2. Nintendo World Championship Gold – $100,000+
In 1990, Nintendo held a special video game competition designed to find the best NES gamers in the world (or at least the United States). The event’s 90 finalists received a custom grey NES cartridge that contained the modified versions of the games used for the competition. While those cartridges are extremely rare, they are nothing compared to the 26 gold Nintendo World Championship cartridges that were given out as part of a Nintendo Power competition held at that time.
Those gold cartridges are considered to be the holy grail of collectible video games. While there was a time when you may have been able to get one for a “measly” $20,000, recent years have seen the price for one of these cartridges skyrocket to over $100,000. Honestly, even that might seem like a bargain in the next few years if any of the current owners decide to part with their copies.
1. Super Mario Bros. (Test Launch Version) – $100,000+
While this list mostly focuses on rare games and not mint conditions of otherwise readily available games, the unique circumstances surrounding this particular collectible are too incredible to not mention.

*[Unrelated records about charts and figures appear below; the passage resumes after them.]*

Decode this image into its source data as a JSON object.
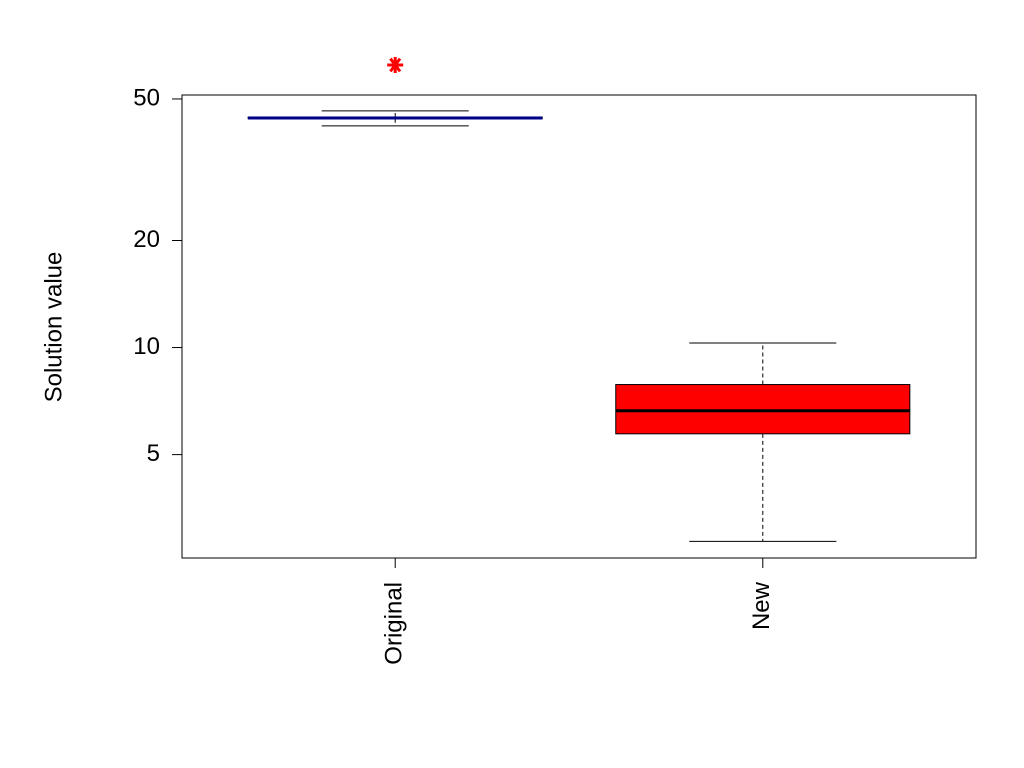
{
  "chart_data": {
    "type": "box",
    "y_label": "Solution value",
    "categories": [
      "Original",
      "New"
    ],
    "boxes": [
      {
        "min": 42.0,
        "q1": 44.0,
        "median": 44.2,
        "q3": 44.5,
        "max": 46.3
      },
      {
        "min": 2.85,
        "q1": 5.72,
        "median": 6.64,
        "q3": 7.87,
        "max": 10.3
      }
    ],
    "outliers": [
      [
        62.3
      ],
      []
    ],
    "colors": [
      "#00008b",
      "#ff0000"
    ],
    "outlier_color": "#ff0000",
    "log_scale": true,
    "ylim": [
      2.56,
      51.3
    ],
    "yticks": [
      5,
      10,
      20,
      50
    ]
  }
}
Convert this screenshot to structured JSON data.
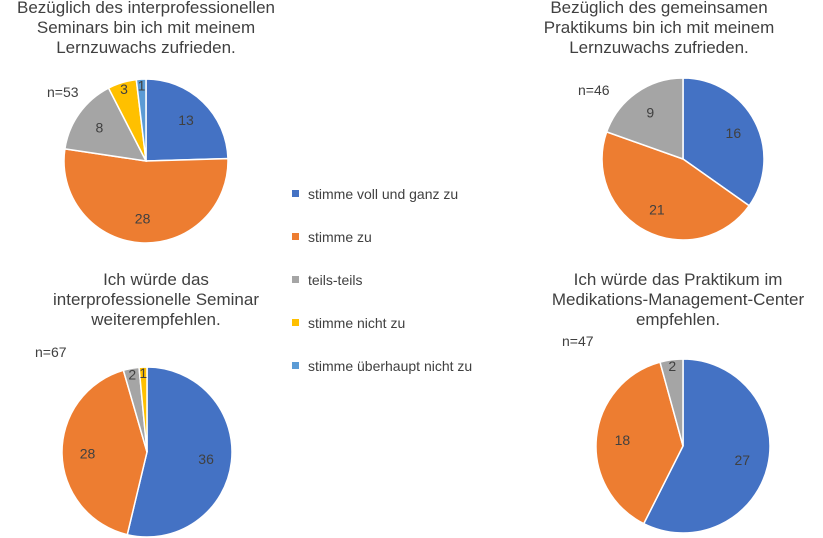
{
  "chart_data": [
    {
      "type": "pie",
      "title": [
        "Bezüglich des interprofessionellen",
        "Seminars bin ich mit meinem",
        "Lernzuwachs zufrieden."
      ],
      "n_label": "n=53",
      "categories": [
        "stimme voll und ganz zu",
        "stimme zu",
        "teils-teils",
        "stimme nicht zu",
        "stimme überhaupt nicht zu"
      ],
      "values": [
        13,
        28,
        8,
        3,
        1
      ]
    },
    {
      "type": "pie",
      "title": [
        "Bezüglich des gemeinsamen",
        "Praktikums bin ich mit meinem",
        "Lernzuwachs zufrieden."
      ],
      "n_label": "n=46",
      "categories": [
        "stimme voll und ganz zu",
        "stimme zu",
        "teils-teils"
      ],
      "values": [
        16,
        21,
        9
      ]
    },
    {
      "type": "pie",
      "title": [
        "Ich würde das",
        "interprofessionelle Seminar",
        "weiterempfehlen."
      ],
      "n_label": "n=67",
      "categories": [
        "stimme voll und ganz zu",
        "stimme zu",
        "teils-teils",
        "stimme nicht zu"
      ],
      "values": [
        36,
        28,
        2,
        1
      ]
    },
    {
      "type": "pie",
      "title": [
        "Ich würde das Praktikum im",
        "Medikations-Management-Center",
        "empfehlen."
      ],
      "n_label": "n=47",
      "categories": [
        "stimme voll und ganz zu",
        "stimme zu",
        "teils-teils"
      ],
      "values": [
        27,
        18,
        2
      ]
    }
  ],
  "legend": [
    {
      "label": "stimme voll und ganz zu",
      "color": "#4472C4"
    },
    {
      "label": "stimme zu",
      "color": "#ED7D31"
    },
    {
      "label": "teils-teils",
      "color": "#A5A5A5"
    },
    {
      "label": "stimme nicht zu",
      "color": "#FFC000"
    },
    {
      "label": "stimme überhaupt nicht zu",
      "color": "#5B9BD5"
    }
  ],
  "colors": {
    "stimme voll und ganz zu": "#4472C4",
    "stimme zu": "#ED7D31",
    "teils-teils": "#A5A5A5",
    "stimme nicht zu": "#FFC000",
    "stimme überhaupt nicht zu": "#5B9BD5"
  }
}
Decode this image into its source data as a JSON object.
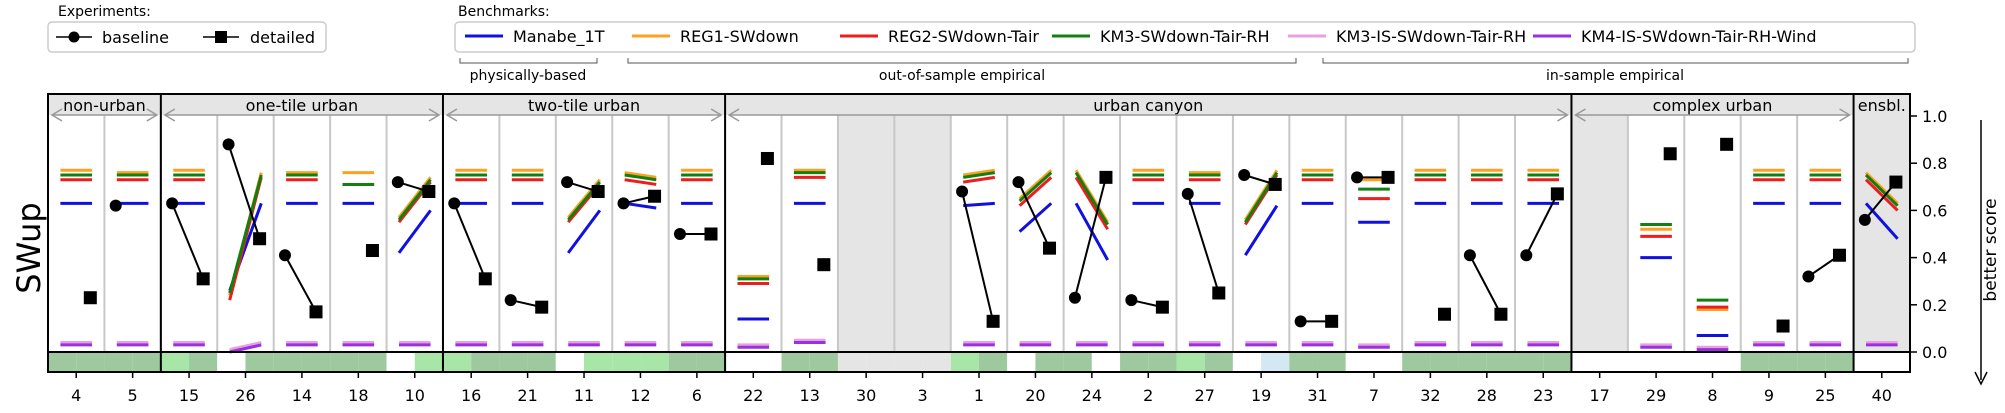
{
  "legend_experiments": {
    "title": "Experiments:",
    "items": [
      {
        "label": "baseline",
        "marker": "circle"
      },
      {
        "label": "detailed",
        "marker": "square"
      }
    ]
  },
  "legend_benchmarks": {
    "title": "Benchmarks:",
    "items": [
      {
        "label": "Manabe_1T",
        "color": "#1010e0"
      },
      {
        "label": "REG1-SWdown",
        "color": "#ffa020"
      },
      {
        "label": "REG2-SWdown-Tair",
        "color": "#ee1c1c"
      },
      {
        "label": "KM3-SWdown-Tair-RH",
        "color": "#108010"
      },
      {
        "label": "KM3-IS-SWdown-Tair-RH",
        "color": "#e8a0e0"
      },
      {
        "label": "KM4-IS-SWdown-Tair-RH-Wind",
        "color": "#9a30e0"
      }
    ],
    "groups": [
      "physically-based",
      "out-of-sample empirical",
      "in-sample empirical"
    ]
  },
  "chart_data": {
    "type": "scatter",
    "ylabel": "SWup",
    "right_label": "better score",
    "ylim": [
      0,
      1
    ],
    "yticks": [
      "0.0",
      "0.2",
      "0.4",
      "0.6",
      "0.8",
      "1.0"
    ],
    "groups": [
      {
        "label": "non-urban",
        "span": [
          0,
          2
        ]
      },
      {
        "label": "one-tile urban",
        "span": [
          2,
          7
        ]
      },
      {
        "label": "two-tile urban",
        "span": [
          7,
          12
        ]
      },
      {
        "label": "urban canyon",
        "span": [
          12,
          27
        ]
      },
      {
        "label": "complex urban",
        "span": [
          27,
          32
        ]
      },
      {
        "label": "ensbl.",
        "span": [
          32,
          33
        ]
      }
    ],
    "series_colors": {
      "manabe": "#1010e0",
      "reg1": "#ffa020",
      "reg2": "#ee1c1c",
      "km3": "#108010",
      "km3is": "#e8a0e0",
      "km4is": "#9a30e0"
    },
    "sites": [
      {
        "label": "4",
        "baseline": null,
        "detailed": 0.23,
        "manabe": [
          0.63,
          0.63
        ],
        "reg1": [
          0.77,
          0.77
        ],
        "reg2": [
          0.73,
          0.73
        ],
        "km3": [
          0.75,
          0.75
        ],
        "km3is": [
          0.04,
          0.04
        ],
        "km4is": [
          0.03,
          0.03
        ],
        "strip": [
          "#9ec89e",
          "#9ec89e"
        ]
      },
      {
        "label": "5",
        "baseline": 0.62,
        "detailed": null,
        "manabe": [
          0.63,
          0.63
        ],
        "reg1": [
          0.76,
          0.76
        ],
        "reg2": [
          0.73,
          0.73
        ],
        "km3": [
          0.75,
          0.75
        ],
        "km3is": [
          0.04,
          0.04
        ],
        "km4is": [
          0.03,
          0.03
        ],
        "strip": [
          "#9ec89e",
          "#9ec89e"
        ]
      },
      {
        "label": "15",
        "baseline": 0.63,
        "detailed": 0.31,
        "manabe": [
          0.63,
          0.63
        ],
        "reg1": [
          0.77,
          0.77
        ],
        "reg2": [
          0.73,
          0.73
        ],
        "km3": [
          0.75,
          0.75
        ],
        "km3is": [
          0.04,
          0.04
        ],
        "km4is": [
          0.03,
          0.03
        ],
        "strip": [
          "#a8e6a8",
          "#9ec89e"
        ]
      },
      {
        "label": "26",
        "baseline": 0.88,
        "detailed": 0.48,
        "manabe": [
          0.26,
          0.63
        ],
        "reg1": [
          0.24,
          0.76
        ],
        "reg2": [
          0.22,
          0.74
        ],
        "km3": [
          0.25,
          0.75
        ],
        "km3is": [
          0.01,
          0.04
        ],
        "km4is": [
          0.0,
          0.03
        ],
        "strip": [
          "#ffffff",
          "#9ec89e"
        ]
      },
      {
        "label": "14",
        "baseline": 0.41,
        "detailed": 0.17,
        "manabe": [
          0.63,
          0.63
        ],
        "reg1": [
          0.76,
          0.76
        ],
        "reg2": [
          0.73,
          0.73
        ],
        "km3": [
          0.75,
          0.75
        ],
        "km3is": [
          0.04,
          0.04
        ],
        "km4is": [
          0.03,
          0.03
        ],
        "strip": [
          "#9ec89e",
          "#9ec89e"
        ]
      },
      {
        "label": "18",
        "baseline": null,
        "detailed": 0.43,
        "manabe": [
          0.63,
          0.63
        ],
        "reg1": [
          0.76,
          0.76
        ],
        "reg2": [
          0.71,
          0.71
        ],
        "km3": [
          0.71,
          0.71
        ],
        "km3is": [
          0.04,
          0.04
        ],
        "km4is": [
          0.03,
          0.03
        ],
        "strip": [
          "#9ec89e",
          "#9ec89e"
        ]
      },
      {
        "label": "10",
        "baseline": 0.72,
        "detailed": 0.68,
        "manabe": [
          0.42,
          0.6
        ],
        "reg1": [
          0.57,
          0.74
        ],
        "reg2": [
          0.55,
          0.72
        ],
        "km3": [
          0.56,
          0.73
        ],
        "km3is": [
          0.04,
          0.04
        ],
        "km4is": [
          0.03,
          0.03
        ],
        "strip": [
          "#ffffff",
          "#a8e6a8"
        ]
      },
      {
        "label": "16",
        "baseline": 0.63,
        "detailed": 0.31,
        "manabe": [
          0.63,
          0.63
        ],
        "reg1": [
          0.77,
          0.77
        ],
        "reg2": [
          0.73,
          0.73
        ],
        "km3": [
          0.75,
          0.75
        ],
        "km3is": [
          0.04,
          0.04
        ],
        "km4is": [
          0.03,
          0.03
        ],
        "strip": [
          "#a8e6a8",
          "#9ec89e"
        ]
      },
      {
        "label": "21",
        "baseline": 0.22,
        "detailed": 0.19,
        "manabe": [
          0.63,
          0.63
        ],
        "reg1": [
          0.77,
          0.77
        ],
        "reg2": [
          0.73,
          0.73
        ],
        "km3": [
          0.75,
          0.75
        ],
        "km3is": [
          0.04,
          0.04
        ],
        "km4is": [
          0.03,
          0.03
        ],
        "strip": [
          "#9ec89e",
          "#9ec89e"
        ]
      },
      {
        "label": "11",
        "baseline": 0.72,
        "detailed": 0.68,
        "manabe": [
          0.42,
          0.6
        ],
        "reg1": [
          0.57,
          0.73
        ],
        "reg2": [
          0.55,
          0.71
        ],
        "km3": [
          0.56,
          0.72
        ],
        "km3is": [
          0.04,
          0.04
        ],
        "km4is": [
          0.03,
          0.03
        ],
        "strip": [
          "#ffffff",
          "#a8e6a8"
        ]
      },
      {
        "label": "12",
        "baseline": 0.63,
        "detailed": 0.66,
        "manabe": [
          0.63,
          0.61
        ],
        "reg1": [
          0.76,
          0.74
        ],
        "reg2": [
          0.73,
          0.71
        ],
        "km3": [
          0.75,
          0.73
        ],
        "km3is": [
          0.04,
          0.04
        ],
        "km4is": [
          0.03,
          0.03
        ],
        "strip": [
          "#a8e6a8",
          "#a8e6a8"
        ]
      },
      {
        "label": "6",
        "baseline": 0.5,
        "detailed": 0.5,
        "manabe": [
          0.63,
          0.63
        ],
        "reg1": [
          0.77,
          0.77
        ],
        "reg2": [
          0.73,
          0.73
        ],
        "km3": [
          0.75,
          0.75
        ],
        "km3is": [
          0.04,
          0.04
        ],
        "km4is": [
          0.03,
          0.03
        ],
        "strip": [
          "#9ec89e",
          "#9ec89e"
        ]
      },
      {
        "label": "22",
        "baseline": null,
        "detailed": 0.82,
        "manabe": [
          0.14,
          0.14
        ],
        "reg1": [
          0.32,
          0.32
        ],
        "reg2": [
          0.29,
          0.29
        ],
        "km3": [
          0.31,
          0.31
        ],
        "km3is": [
          0.03,
          0.03
        ],
        "km4is": [
          0.02,
          0.02
        ],
        "strip": [
          "#ffffff",
          "#ffffff"
        ]
      },
      {
        "label": "13",
        "baseline": null,
        "detailed": 0.37,
        "manabe": [
          0.63,
          0.63
        ],
        "reg1": [
          0.77,
          0.77
        ],
        "reg2": [
          0.74,
          0.74
        ],
        "km3": [
          0.76,
          0.76
        ],
        "km3is": [
          0.05,
          0.05
        ],
        "km4is": [
          0.04,
          0.04
        ],
        "strip": [
          "#9ec89e",
          "#9ec89e"
        ]
      },
      {
        "label": "30",
        "baseline": null,
        "detailed": null,
        "empty": true,
        "strip": [
          "#e5e5e5",
          "#e5e5e5"
        ]
      },
      {
        "label": "3",
        "baseline": null,
        "detailed": null,
        "empty": true,
        "strip": [
          "#e5e5e5",
          "#e5e5e5"
        ]
      },
      {
        "label": "1",
        "baseline": 0.68,
        "detailed": 0.13,
        "manabe": [
          0.62,
          0.63
        ],
        "reg1": [
          0.75,
          0.77
        ],
        "reg2": [
          0.72,
          0.74
        ],
        "km3": [
          0.74,
          0.76
        ],
        "km3is": [
          0.04,
          0.04
        ],
        "km4is": [
          0.03,
          0.03
        ],
        "strip": [
          "#a8e6a8",
          "#9ec89e"
        ]
      },
      {
        "label": "20",
        "baseline": 0.72,
        "detailed": 0.44,
        "manabe": [
          0.51,
          0.63
        ],
        "reg1": [
          0.65,
          0.77
        ],
        "reg2": [
          0.62,
          0.74
        ],
        "km3": [
          0.64,
          0.76
        ],
        "km3is": [
          0.04,
          0.04
        ],
        "km4is": [
          0.03,
          0.03
        ],
        "strip": [
          "#ffffff",
          "#9ec89e"
        ]
      },
      {
        "label": "24",
        "baseline": 0.23,
        "detailed": 0.74,
        "manabe": [
          0.63,
          0.39
        ],
        "reg1": [
          0.77,
          0.55
        ],
        "reg2": [
          0.74,
          0.52
        ],
        "km3": [
          0.76,
          0.54
        ],
        "km3is": [
          0.04,
          0.04
        ],
        "km4is": [
          0.03,
          0.03
        ],
        "strip": [
          "#9ec89e",
          "#ffffff"
        ]
      },
      {
        "label": "2",
        "baseline": 0.22,
        "detailed": 0.19,
        "manabe": [
          0.63,
          0.63
        ],
        "reg1": [
          0.77,
          0.77
        ],
        "reg2": [
          0.73,
          0.73
        ],
        "km3": [
          0.75,
          0.75
        ],
        "km3is": [
          0.04,
          0.04
        ],
        "km4is": [
          0.03,
          0.03
        ],
        "strip": [
          "#9ec89e",
          "#9ec89e"
        ]
      },
      {
        "label": "27",
        "baseline": 0.67,
        "detailed": 0.25,
        "manabe": [
          0.63,
          0.63
        ],
        "reg1": [
          0.76,
          0.76
        ],
        "reg2": [
          0.73,
          0.73
        ],
        "km3": [
          0.75,
          0.75
        ],
        "km3is": [
          0.04,
          0.04
        ],
        "km4is": [
          0.03,
          0.03
        ],
        "strip": [
          "#a8e6a8",
          "#9ec89e"
        ]
      },
      {
        "label": "19",
        "baseline": 0.75,
        "detailed": 0.71,
        "manabe": [
          0.41,
          0.62
        ],
        "reg1": [
          0.56,
          0.77
        ],
        "reg2": [
          0.54,
          0.75
        ],
        "km3": [
          0.55,
          0.76
        ],
        "km3is": [
          0.04,
          0.04
        ],
        "km4is": [
          0.03,
          0.03
        ],
        "strip": [
          "#ffffff",
          "#d4e8f4"
        ]
      },
      {
        "label": "31",
        "baseline": 0.13,
        "detailed": 0.13,
        "manabe": [
          0.63,
          0.63
        ],
        "reg1": [
          0.77,
          0.77
        ],
        "reg2": [
          0.73,
          0.73
        ],
        "km3": [
          0.75,
          0.75
        ],
        "km3is": [
          0.04,
          0.04
        ],
        "km4is": [
          0.03,
          0.03
        ],
        "strip": [
          "#9ec89e",
          "#9ec89e"
        ]
      },
      {
        "label": "7",
        "baseline": 0.74,
        "detailed": 0.74,
        "manabe": [
          0.55,
          0.55
        ],
        "reg1": [
          0.73,
          0.73
        ],
        "reg2": [
          0.65,
          0.65
        ],
        "km3": [
          0.69,
          0.69
        ],
        "km3is": [
          0.03,
          0.03
        ],
        "km4is": [
          0.02,
          0.02
        ],
        "strip": [
          "#ffffff",
          "#ffffff"
        ]
      },
      {
        "label": "32",
        "baseline": null,
        "detailed": 0.16,
        "manabe": [
          0.63,
          0.63
        ],
        "reg1": [
          0.77,
          0.77
        ],
        "reg2": [
          0.73,
          0.73
        ],
        "km3": [
          0.75,
          0.75
        ],
        "km3is": [
          0.04,
          0.04
        ],
        "km4is": [
          0.03,
          0.03
        ],
        "strip": [
          "#9ec89e",
          "#9ec89e"
        ]
      },
      {
        "label": "28",
        "baseline": 0.41,
        "detailed": 0.16,
        "manabe": [
          0.63,
          0.63
        ],
        "reg1": [
          0.77,
          0.77
        ],
        "reg2": [
          0.73,
          0.73
        ],
        "km3": [
          0.75,
          0.75
        ],
        "km3is": [
          0.04,
          0.04
        ],
        "km4is": [
          0.03,
          0.03
        ],
        "strip": [
          "#9ec89e",
          "#9ec89e"
        ]
      },
      {
        "label": "23",
        "baseline": 0.41,
        "detailed": 0.67,
        "manabe": [
          0.63,
          0.63
        ],
        "reg1": [
          0.77,
          0.77
        ],
        "reg2": [
          0.73,
          0.73
        ],
        "km3": [
          0.75,
          0.75
        ],
        "km3is": [
          0.04,
          0.04
        ],
        "km4is": [
          0.03,
          0.03
        ],
        "strip": [
          "#9ec89e",
          "#9ec89e"
        ]
      },
      {
        "label": "17",
        "baseline": null,
        "detailed": null,
        "empty": true,
        "strip": [
          "#ffffff",
          "#ffffff"
        ]
      },
      {
        "label": "29",
        "baseline": null,
        "detailed": 0.84,
        "manabe": [
          0.4,
          0.4
        ],
        "reg1": [
          0.52,
          0.52
        ],
        "reg2": [
          0.49,
          0.49
        ],
        "km3": [
          0.54,
          0.54
        ],
        "km3is": [
          0.03,
          0.03
        ],
        "km4is": [
          0.02,
          0.02
        ],
        "strip": [
          "#ffffff",
          "#ffffff"
        ]
      },
      {
        "label": "8",
        "baseline": null,
        "detailed": 0.88,
        "manabe": [
          0.07,
          0.07
        ],
        "reg1": [
          0.18,
          0.18
        ],
        "reg2": [
          0.19,
          0.19
        ],
        "km3": [
          0.22,
          0.22
        ],
        "km3is": [
          0.02,
          0.02
        ],
        "km4is": [
          0.01,
          0.01
        ],
        "strip": [
          "#ffffff",
          "#ffffff"
        ]
      },
      {
        "label": "9",
        "baseline": null,
        "detailed": 0.11,
        "manabe": [
          0.63,
          0.63
        ],
        "reg1": [
          0.77,
          0.77
        ],
        "reg2": [
          0.73,
          0.73
        ],
        "km3": [
          0.75,
          0.75
        ],
        "km3is": [
          0.04,
          0.04
        ],
        "km4is": [
          0.03,
          0.03
        ],
        "strip": [
          "#9ec89e",
          "#9ec89e"
        ]
      },
      {
        "label": "25",
        "baseline": 0.32,
        "detailed": 0.41,
        "manabe": [
          0.63,
          0.63
        ],
        "reg1": [
          0.77,
          0.77
        ],
        "reg2": [
          0.73,
          0.73
        ],
        "km3": [
          0.75,
          0.75
        ],
        "km3is": [
          0.04,
          0.04
        ],
        "km4is": [
          0.03,
          0.03
        ],
        "strip": [
          "#9ec89e",
          "#9ec89e"
        ]
      },
      {
        "label": "40",
        "baseline": 0.56,
        "detailed": 0.72,
        "manabe": [
          0.63,
          0.48
        ],
        "reg1": [
          0.76,
          0.63
        ],
        "reg2": [
          0.73,
          0.6
        ],
        "km3": [
          0.75,
          0.62
        ],
        "km3is": [
          0.04,
          0.04
        ],
        "km4is": [
          0.03,
          0.03
        ],
        "strip": [
          "#ffffff",
          "#ffffff"
        ]
      }
    ]
  }
}
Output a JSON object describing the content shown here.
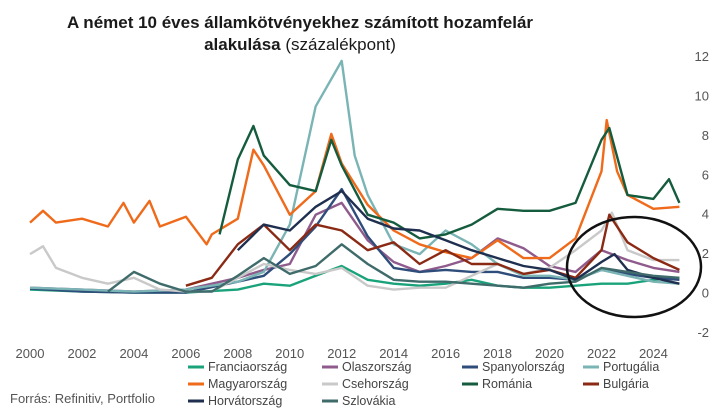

See, back when the video game market was still considered to be a commercial wasteland, Nintendo decided to host “test launch” events for the NES in New York and Los Angeles. Basically, they wanted to see how the console would perform in those markets before expanding their release strategy. For those events, they manufactured a few thousand “special copies” of Super Mario Bros. What made them so special? Well, they were sealed with a sticker rather than plastic shrink wrap. Seriously…that’s pretty much it.
As it turns out, that sticker is a pretty big deal among collectors. The only known still-sealed copy of the “test launch” version of Super Mario Bros. sold for $140,000 in 2019, and some suspect the game could go for close to $1,000,000 if it was sold on the current market.